Sunday at rock climbing my hands were doing this weird thing they do -not closing around the thing I'm trying to grasp. And it's easy to see how that would be un-helpful in a rock climbing context. It does make an interesting metaphor, but we'll leave that for another day. I realized I had been neglecting yoga the week before, so I'm back to a regular practice this week.

As I work my way back to yoga this year, I'm having a hard time finding guided practices that are easy enough. I have a few, but mostly the ones I have are from a different time in my life. Last night I tried Shiva Rea's lunar practice from the Yoga Shakti DVD. I had to laugh; after an hour pretty much all I had done was the same posture over and over.

She wants me to do this.
My knees won't do that. I'll just modify like this.

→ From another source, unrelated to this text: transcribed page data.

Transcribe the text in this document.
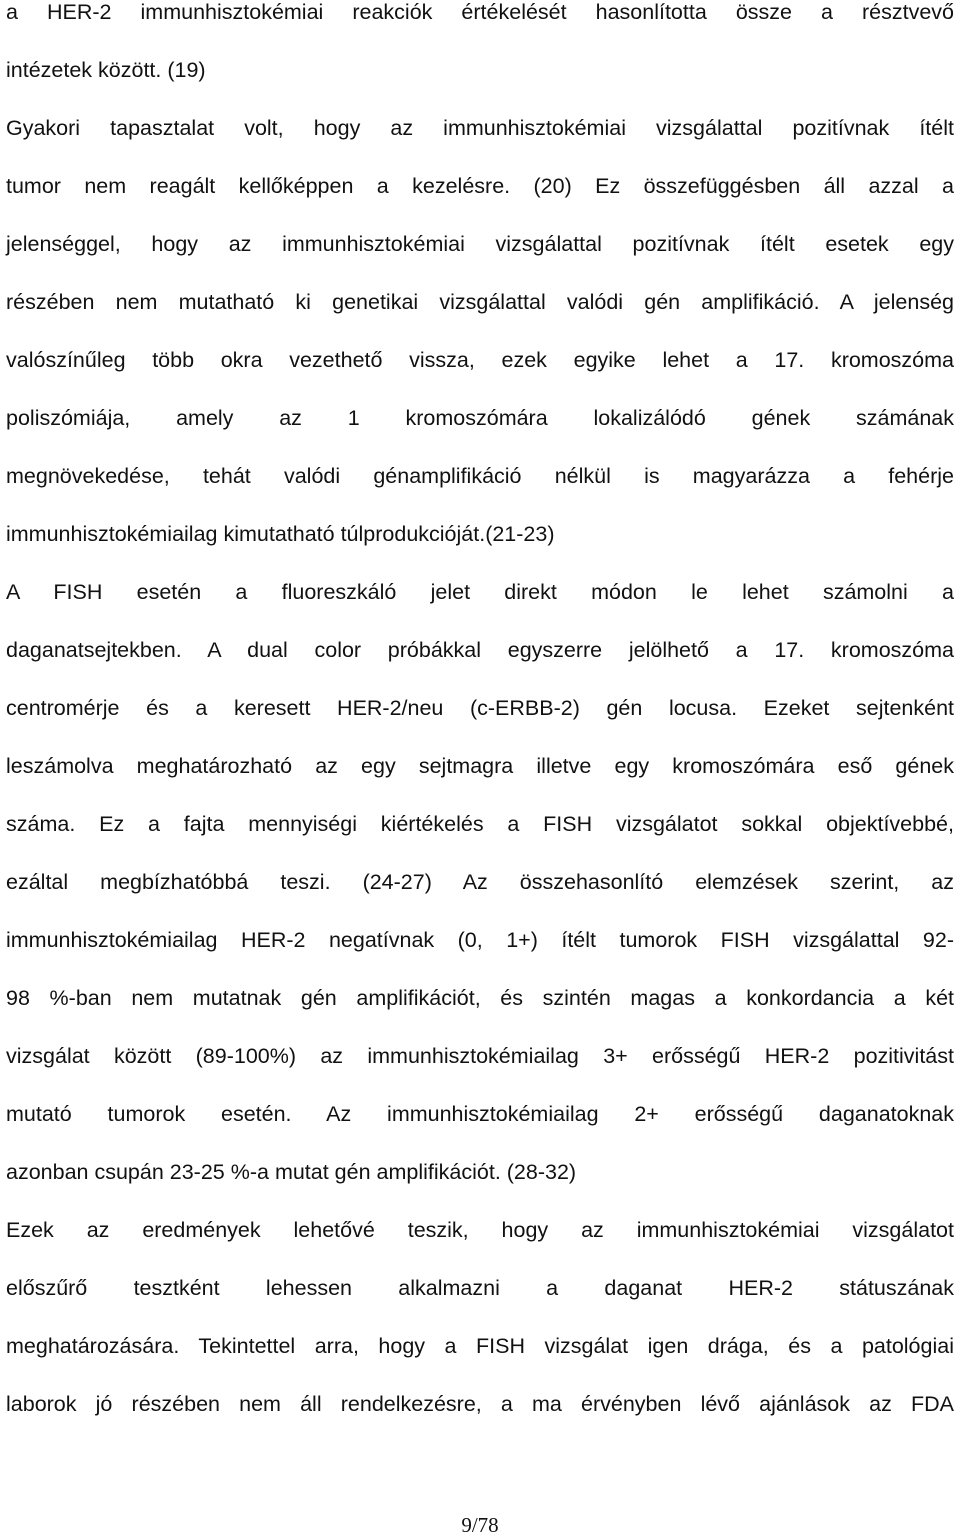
a HER-2 immunhisztokémiai reakciók értékelését hasonlította össze a résztvevő
intézetek között. (19)
Gyakori tapasztalat volt, hogy az immunhisztokémiai vizsgálattal pozitívnak ítélt
tumor nem reagált kellőképpen a kezelésre. (20) Ez összefüggésben áll azzal a
jelenséggel, hogy az immunhisztokémiai vizsgálattal pozitívnak ítélt esetek egy
részében nem mutatható ki genetikai vizsgálattal valódi gén amplifikáció. A jelenség
valószínűleg több okra vezethető vissza, ezek egyike lehet a 17. kromoszóma
poliszómiája, amely az 1 kromoszómára lokalizálódó gének számának
megnövekedése, tehát valódi génamplifikáció nélkül is magyarázza a fehérje
immunhisztokémiailag kimutatható túlprodukcióját.(21-23)
A FISH esetén a fluoreszkáló jelet direkt módon le lehet számolni a
daganatsejtekben. A dual color próbákkal egyszerre jelölhető a 17. kromoszóma
centromérje és a keresett HER-2/neu (c-ERBB-2) gén locusa. Ezeket sejtenként
leszámolva meghatározható az egy sejtmagra illetve egy kromoszómára eső gének
száma. Ez a fajta mennyiségi kiértékelés a FISH vizsgálatot sokkal objektívebbé,
ezáltal megbízhatóbbá teszi. (24-27) Az összehasonlító elemzések szerint, az
immunhisztokémiailag HER-2 negatívnak (0, 1+) ítélt tumorok FISH vizsgálattal 92-
98 %-ban nem mutatnak gén amplifikációt, és szintén magas a konkordancia a két
vizsgálat között (89-100%) az immunhisztokémiailag 3+ erősségű HER-2 pozitivitást
mutató tumorok esetén. Az immunhisztokémiailag 2+ erősségű daganatoknak
azonban csupán 23-25 %-a mutat gén amplifikációt. (28-32)
Ezek az eredmények lehetővé teszik, hogy az immunhisztokémiai vizsgálatot
előszűrő tesztként lehessen alkalmazni a daganat HER-2 státuszának
meghatározására. Tekintettel arra, hogy a FISH vizsgálat igen drága, és a patológiai
laborok jó részében nem áll rendelkezésre, a ma érvényben lévő ajánlások az FDA
9/78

.... over and over and over. But I almost always modified the same way, so I did the same posture again and again and again. Is this even doing any good??

I used to think, while doing yoga as a hyper-flexible person, that I simply wouldn't tolerate an inflexible body. I modified postures, but mostly based on things that will never change -like my height or arm length. My limber muscles allowed for a complete range of motion in almost any direction (my upper back has always been a holdout), and I wondered why one would accept anything less. Well, the Greek myths were right; hubris had the result it usually does.

But the opposing questions of hubris or being satisfied with too little are still around. Some limitations I can confront head-on. I have a working sense of how far I can nudge myself forward in uppavista konasana, for example. I'm not as flexible as I used to be, but I sense it's all still there waiting for me. It feels good to work my intelligent edge. Do I do the same thing with my knees, though? It doesn't feel right, so I don't.

If we let this process become a metaphor, it's not hard to see where it's going. Given my previous life experience with making myself small and still -which on some level led to these limitations- I am disinclined to limit my range of motion, ever again. I would prefer to work muscles and joints and life-skills, even if it hurts. Limiting myself taught me not to even notice anger, to accept very little from my life partner, to think that very little was all I deserved, and to step back from risk because certain humiliation awaited. None of that led to a life anyone would want to claim. My place in the world became tinier and tinier. At at least one point, I thought I would literally vanish. Not that I had a plan for doing anything to end my life; I just thought it would happen. I would disappear.

But when do I, both physically and metaphorically, extend and when do I hold back? How do I assess the difference? I'm afraid, now, of risking too little -of treating myself too gently. I'm deeply suspicious when someone suggests that I'm too old or too...something else... to even expect to be able to do something-or-other now. But I would also like to avoid ending up in a body cast or permanently injured.

Or maybe fragile knees aren't a metaphor at all and this whole thing is becoming needlessly tortured. Just haul yourself to a physical therapist and stop whining????

1 comment:

Catherine said...

are you reading my mind(angst)? I'm appalled at the waning of my physicality and the aggravations of my impending cronehood...
Can't decide if my new lack of interest in raging at The Man (both personally and politically) is a sign of maturity or a disappearing act.